Narciso, muito prazer!
O volume de informação é gigantesco. Um Everest de notícias, faladas, escritas. Imagens impressas, filmadas,
digitalizadas ou não, ocupam minha mente. Às vezes sinto-me afogar, sufocar, como o discípulo do mestre Zen.
Ao revelar-lhe suas inquietações pois não conseguia absorver mais nada ouviu o seguinte conselho:"Quando uma xícara
de chá está cheia para enche-la de novo é preciso esvaziá-la".
Procurei esvaziar minha xícara e mentalmente repassei o que tenho visto. De tudo restou uma exposição, Auto-Retrato
espelho de artista. É de longe mais inteligente do que a Bienal dos Anos 50, do que o Resgate de Tunga no
Banco do Brasil.
Não é uma exposição que leva milhares de pessoas a entrar e permanecer em fila para ver múmias e sarcófagos. Ainda
não cheguei a essa sutíl necrofilía. Há quem goste. Os mexicanos, adoram. Os egípios também. Hoje, nem tanto.
A morte e todo a parafernália que a cerca é de profundo mau gosto. É tudo muito feio, brega, cafona. Não importa
se o sarcófago é de ouro ou de cristal. É um horror!!!
Os funerais são trágicos. Quando de figurão, o caixão em cima do carro de bombeiro é um espetáculo lamentável. Carro
de bombeiro é para apagar incêndio. Não é carro fúnebre. Por falar neles, onde foram parar? Havia alguns dignos de nota.
Não imaginem que sou necrófogo. Não sou.
Em Veneza, há muitos anos, vi um funeral passar de gôndola. Gostei. Achei bonito. Parecia coisa de filme. Toda de
preto, chapéu e óculos, a viúva era também uma beleza.

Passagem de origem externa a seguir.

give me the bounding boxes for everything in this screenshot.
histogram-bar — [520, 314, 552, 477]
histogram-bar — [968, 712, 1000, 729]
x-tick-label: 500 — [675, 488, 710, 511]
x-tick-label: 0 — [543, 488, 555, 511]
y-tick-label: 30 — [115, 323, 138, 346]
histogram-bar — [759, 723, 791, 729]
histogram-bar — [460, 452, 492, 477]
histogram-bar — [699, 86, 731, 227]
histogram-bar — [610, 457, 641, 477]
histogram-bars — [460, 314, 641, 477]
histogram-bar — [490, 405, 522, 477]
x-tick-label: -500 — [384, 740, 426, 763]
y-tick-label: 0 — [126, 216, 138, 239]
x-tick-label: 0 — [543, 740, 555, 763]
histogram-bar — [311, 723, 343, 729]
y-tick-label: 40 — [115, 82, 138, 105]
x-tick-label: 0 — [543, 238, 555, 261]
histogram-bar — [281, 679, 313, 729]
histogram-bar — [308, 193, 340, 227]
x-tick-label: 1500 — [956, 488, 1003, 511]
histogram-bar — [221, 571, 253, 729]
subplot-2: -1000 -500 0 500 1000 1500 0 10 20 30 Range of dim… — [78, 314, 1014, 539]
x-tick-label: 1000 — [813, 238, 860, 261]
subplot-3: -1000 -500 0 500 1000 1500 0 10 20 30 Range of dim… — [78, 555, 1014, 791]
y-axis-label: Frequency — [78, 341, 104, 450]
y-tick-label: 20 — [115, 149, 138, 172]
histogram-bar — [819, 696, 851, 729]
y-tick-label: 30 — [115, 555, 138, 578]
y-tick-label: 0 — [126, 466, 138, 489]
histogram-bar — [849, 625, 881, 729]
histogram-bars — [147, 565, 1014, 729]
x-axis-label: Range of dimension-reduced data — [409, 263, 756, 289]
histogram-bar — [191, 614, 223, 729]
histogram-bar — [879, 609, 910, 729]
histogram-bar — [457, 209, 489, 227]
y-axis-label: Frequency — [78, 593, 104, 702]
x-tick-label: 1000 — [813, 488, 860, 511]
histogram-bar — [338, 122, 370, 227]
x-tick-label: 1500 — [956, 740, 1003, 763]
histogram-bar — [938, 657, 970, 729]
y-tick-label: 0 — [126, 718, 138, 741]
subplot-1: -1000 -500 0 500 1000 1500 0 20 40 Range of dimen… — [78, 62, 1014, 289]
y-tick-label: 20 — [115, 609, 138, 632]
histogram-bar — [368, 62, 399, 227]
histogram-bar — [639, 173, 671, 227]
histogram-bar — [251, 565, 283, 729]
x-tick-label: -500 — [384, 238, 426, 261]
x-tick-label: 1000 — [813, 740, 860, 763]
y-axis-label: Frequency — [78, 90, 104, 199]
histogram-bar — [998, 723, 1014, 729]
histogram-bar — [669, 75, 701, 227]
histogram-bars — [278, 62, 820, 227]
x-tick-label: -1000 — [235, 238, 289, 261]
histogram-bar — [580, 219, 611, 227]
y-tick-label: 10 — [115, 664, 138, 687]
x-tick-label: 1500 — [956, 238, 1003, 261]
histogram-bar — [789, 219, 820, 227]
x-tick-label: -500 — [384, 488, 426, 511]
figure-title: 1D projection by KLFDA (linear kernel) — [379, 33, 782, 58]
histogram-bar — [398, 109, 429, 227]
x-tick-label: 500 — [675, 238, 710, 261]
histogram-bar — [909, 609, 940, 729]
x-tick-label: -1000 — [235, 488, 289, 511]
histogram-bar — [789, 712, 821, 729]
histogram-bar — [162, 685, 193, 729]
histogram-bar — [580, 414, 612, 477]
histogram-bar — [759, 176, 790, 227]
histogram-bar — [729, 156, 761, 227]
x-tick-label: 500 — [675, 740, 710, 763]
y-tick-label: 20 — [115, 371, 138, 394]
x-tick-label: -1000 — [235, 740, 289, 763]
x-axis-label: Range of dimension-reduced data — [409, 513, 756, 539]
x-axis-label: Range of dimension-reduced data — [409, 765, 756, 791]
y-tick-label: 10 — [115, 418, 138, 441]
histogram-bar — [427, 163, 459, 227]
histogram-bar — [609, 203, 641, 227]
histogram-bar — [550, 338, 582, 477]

Divagações à parte, prefiro as pinturas de Lascaux e de Altamira, a Venus de Willendorf da Áustria, mais vitais. Menos mórbidas
e faraônicas do que a arte funerária que os franceses pilharam do Egito. Acredito que em tempos de leitura digital,
hieróglifos não tem vez nem hora. Não estão com nada.
Na verdade, quando o homem de Cro-Magnon as desenhou, pintou, esculpiu, retratou-se, identificou-se. A mostra que
Kátia Canton idealizou e realizou, nada mais é do que um RG coletivo. Em cada auto-retrato o artista identifica-se,
assume sua identidade. Ou não. Pois pode muito bem revelar apenas o que acha oportuno mostrar.
No catálogo há uma frase do escritor Manoel de Barros que acredito ser um ponto de partida para qualquer análise
de um auto-retrato: "Com pedaços de mim, eu monto um ser atônito". Só pode ser por aí. Atônito e perplexo. Mais longe
foi a poeta portuguesa Florbela Espanca em um de seus poemas. Um verso diz: "andava atrás de mim e não me via".
Esse não se ver é que determina o auto-retrato. Essa procura do outro que existe em nós. De um modo ou de outro
induz à busca do Narciso que todos carregamos. E, que pode estar no lago, no espelho, no auto-retrato.
Auto-retrato espelho de artista, do MAC está na FIESP, Avenida Paulista 1313, tel. 284-3639. A curadoria é de Kátia
Canton. A exposição acaba em 8 de julho.